WASHINGTON (AP) - Introduced by House Judiciary Committee Chairman Henry Hyde, R-Ill., the measure would prohibit the dispensing or distribution of a federally regulated drug for the purpose of assisting a suicide. Doctors who violate the law could lose their license to prescribe such drugs.

Bill supporters said the government has a legitimate interest in controlling the use of federally regulated drugs. Rep. Charles Canady, R-Fla., who chairs the panel, said allowing the drugs to be used for suicide defies common sense.

"Assisted suicide is not legitimate medical care," he said.

"I guess it all comes down to what you think a human life is worth," Hyde added.

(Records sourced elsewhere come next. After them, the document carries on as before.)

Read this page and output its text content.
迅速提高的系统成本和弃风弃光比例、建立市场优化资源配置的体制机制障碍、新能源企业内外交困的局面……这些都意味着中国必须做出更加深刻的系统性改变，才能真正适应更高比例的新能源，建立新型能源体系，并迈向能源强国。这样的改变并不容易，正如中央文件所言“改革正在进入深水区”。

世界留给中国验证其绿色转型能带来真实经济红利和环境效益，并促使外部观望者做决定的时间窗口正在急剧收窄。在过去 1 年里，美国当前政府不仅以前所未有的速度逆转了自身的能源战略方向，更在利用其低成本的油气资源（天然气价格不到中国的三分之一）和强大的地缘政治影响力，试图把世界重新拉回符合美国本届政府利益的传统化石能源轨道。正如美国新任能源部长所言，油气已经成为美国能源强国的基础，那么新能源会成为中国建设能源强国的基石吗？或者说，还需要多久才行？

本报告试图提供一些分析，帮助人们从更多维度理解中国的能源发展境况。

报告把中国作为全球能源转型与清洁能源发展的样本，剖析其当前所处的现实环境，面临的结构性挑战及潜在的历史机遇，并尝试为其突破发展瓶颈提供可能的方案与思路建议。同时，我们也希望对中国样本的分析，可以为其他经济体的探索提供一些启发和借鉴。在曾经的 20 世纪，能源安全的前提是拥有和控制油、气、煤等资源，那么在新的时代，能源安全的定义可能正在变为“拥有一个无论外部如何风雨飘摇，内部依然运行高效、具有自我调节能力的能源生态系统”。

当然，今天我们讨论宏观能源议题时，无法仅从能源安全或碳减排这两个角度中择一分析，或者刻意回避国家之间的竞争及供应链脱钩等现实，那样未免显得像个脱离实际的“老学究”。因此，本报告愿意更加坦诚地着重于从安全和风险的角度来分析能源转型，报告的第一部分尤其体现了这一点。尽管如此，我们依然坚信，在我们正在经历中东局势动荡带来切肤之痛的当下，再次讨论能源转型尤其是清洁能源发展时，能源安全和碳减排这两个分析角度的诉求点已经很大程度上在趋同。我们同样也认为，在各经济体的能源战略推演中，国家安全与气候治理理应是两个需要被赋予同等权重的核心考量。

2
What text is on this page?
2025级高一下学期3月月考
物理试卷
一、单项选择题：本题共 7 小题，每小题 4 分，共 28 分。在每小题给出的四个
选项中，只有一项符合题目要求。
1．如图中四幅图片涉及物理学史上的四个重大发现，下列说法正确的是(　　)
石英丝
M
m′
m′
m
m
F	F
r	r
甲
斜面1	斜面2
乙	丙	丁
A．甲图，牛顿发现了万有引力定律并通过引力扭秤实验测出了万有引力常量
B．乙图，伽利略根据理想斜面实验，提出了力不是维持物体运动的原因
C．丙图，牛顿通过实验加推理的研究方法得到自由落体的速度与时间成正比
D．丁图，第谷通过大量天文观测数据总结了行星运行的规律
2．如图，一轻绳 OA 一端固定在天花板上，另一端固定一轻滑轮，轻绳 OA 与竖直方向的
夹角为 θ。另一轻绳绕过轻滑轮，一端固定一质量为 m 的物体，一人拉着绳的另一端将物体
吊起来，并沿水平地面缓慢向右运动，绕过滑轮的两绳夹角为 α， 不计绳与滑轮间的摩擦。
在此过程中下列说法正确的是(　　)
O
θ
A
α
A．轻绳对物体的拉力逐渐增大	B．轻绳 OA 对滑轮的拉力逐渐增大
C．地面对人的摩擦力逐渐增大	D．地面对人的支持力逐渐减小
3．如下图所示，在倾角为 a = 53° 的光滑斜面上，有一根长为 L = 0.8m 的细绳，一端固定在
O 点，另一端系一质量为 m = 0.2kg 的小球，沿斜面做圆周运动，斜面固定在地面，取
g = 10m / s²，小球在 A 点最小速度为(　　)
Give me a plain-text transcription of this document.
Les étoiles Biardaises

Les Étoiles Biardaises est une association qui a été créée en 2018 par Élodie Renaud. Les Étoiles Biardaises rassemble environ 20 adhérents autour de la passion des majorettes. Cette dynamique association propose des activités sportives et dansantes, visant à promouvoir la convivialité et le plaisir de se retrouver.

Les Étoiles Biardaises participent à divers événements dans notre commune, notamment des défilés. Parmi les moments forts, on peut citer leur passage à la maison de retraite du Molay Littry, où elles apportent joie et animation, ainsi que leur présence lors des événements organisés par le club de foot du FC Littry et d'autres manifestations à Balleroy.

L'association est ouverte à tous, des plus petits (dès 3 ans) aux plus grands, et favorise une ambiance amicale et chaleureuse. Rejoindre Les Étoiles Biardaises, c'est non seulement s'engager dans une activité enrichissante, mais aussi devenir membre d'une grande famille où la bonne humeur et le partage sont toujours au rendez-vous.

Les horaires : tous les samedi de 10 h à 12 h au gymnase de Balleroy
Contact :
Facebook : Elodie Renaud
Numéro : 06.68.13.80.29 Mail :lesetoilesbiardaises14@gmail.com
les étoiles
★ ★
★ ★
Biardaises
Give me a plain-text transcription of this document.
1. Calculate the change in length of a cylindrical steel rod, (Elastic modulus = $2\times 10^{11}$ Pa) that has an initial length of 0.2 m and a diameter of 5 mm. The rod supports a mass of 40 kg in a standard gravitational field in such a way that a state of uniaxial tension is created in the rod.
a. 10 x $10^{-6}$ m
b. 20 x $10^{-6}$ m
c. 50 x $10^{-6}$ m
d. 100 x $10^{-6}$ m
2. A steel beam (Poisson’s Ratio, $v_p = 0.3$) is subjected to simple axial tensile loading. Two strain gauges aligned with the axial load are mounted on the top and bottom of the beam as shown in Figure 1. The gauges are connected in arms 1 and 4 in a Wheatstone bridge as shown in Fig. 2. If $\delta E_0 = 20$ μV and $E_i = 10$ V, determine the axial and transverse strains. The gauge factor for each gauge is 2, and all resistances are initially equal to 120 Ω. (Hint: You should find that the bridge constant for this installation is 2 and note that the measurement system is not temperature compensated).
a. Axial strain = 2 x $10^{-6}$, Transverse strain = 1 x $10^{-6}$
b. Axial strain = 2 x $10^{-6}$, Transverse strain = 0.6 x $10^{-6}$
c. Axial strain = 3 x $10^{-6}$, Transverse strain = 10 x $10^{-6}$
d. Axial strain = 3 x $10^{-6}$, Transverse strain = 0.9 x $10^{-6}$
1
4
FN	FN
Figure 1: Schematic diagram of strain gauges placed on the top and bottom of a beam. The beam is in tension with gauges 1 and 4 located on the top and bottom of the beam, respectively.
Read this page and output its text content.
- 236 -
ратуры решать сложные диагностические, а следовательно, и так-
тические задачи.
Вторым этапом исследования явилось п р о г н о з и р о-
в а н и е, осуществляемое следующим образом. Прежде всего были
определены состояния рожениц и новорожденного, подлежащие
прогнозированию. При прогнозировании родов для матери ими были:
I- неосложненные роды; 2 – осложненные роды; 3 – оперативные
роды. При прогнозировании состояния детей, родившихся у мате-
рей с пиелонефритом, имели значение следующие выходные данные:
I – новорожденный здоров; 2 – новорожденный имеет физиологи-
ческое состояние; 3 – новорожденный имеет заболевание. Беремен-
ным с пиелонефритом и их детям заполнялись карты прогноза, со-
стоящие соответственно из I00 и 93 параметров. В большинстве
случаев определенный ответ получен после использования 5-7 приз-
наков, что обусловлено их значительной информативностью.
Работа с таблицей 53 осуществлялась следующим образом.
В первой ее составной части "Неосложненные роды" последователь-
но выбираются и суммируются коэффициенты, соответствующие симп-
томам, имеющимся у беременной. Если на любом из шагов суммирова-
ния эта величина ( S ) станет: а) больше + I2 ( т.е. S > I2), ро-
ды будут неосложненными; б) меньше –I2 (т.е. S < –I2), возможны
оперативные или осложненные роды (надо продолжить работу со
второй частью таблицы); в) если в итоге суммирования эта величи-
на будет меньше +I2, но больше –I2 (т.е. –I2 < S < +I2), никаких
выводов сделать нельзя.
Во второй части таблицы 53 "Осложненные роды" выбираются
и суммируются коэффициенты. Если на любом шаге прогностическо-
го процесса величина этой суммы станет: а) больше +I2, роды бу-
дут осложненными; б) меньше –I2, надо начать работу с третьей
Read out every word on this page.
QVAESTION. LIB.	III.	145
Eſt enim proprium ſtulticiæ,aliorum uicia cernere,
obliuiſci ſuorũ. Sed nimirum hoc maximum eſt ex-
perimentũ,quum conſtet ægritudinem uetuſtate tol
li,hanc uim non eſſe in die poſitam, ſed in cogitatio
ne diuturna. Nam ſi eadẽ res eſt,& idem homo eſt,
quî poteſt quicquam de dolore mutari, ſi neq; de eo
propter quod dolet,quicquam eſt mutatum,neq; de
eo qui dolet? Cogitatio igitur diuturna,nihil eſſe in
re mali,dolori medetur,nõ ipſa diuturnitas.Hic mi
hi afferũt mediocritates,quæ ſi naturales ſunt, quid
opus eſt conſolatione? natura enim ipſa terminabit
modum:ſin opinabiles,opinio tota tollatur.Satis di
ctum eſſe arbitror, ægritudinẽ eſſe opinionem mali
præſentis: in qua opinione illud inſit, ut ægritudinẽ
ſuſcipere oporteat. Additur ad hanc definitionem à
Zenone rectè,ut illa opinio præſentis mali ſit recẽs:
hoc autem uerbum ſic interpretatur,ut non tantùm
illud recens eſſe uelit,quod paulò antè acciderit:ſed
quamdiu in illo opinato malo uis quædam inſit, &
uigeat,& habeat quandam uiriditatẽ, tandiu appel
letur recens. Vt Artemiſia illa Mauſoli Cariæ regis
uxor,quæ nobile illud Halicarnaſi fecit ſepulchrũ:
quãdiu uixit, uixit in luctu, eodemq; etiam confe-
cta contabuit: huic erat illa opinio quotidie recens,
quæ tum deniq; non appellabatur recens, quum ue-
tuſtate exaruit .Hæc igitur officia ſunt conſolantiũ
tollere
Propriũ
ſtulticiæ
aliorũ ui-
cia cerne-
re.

Psychiatrist Herbert Hendin, medical director for the American Foundation for Suicide Prevention, told the subcommittee that depression often leads patients to become suicidal. Medical illness plays a role in 25 percent of all suicides, and those patients may change their minds if they receive treatment for depression, he said.

"These patients are not significantly different than patients who react to other crises with the desire to end the crisis by ending their lives," Hendin said. "Assisted suicide and euthanasia ... become easy ways of dealing with anxiety and depression, as well as pain in patients who become suicidal in response to serious or terminal illness."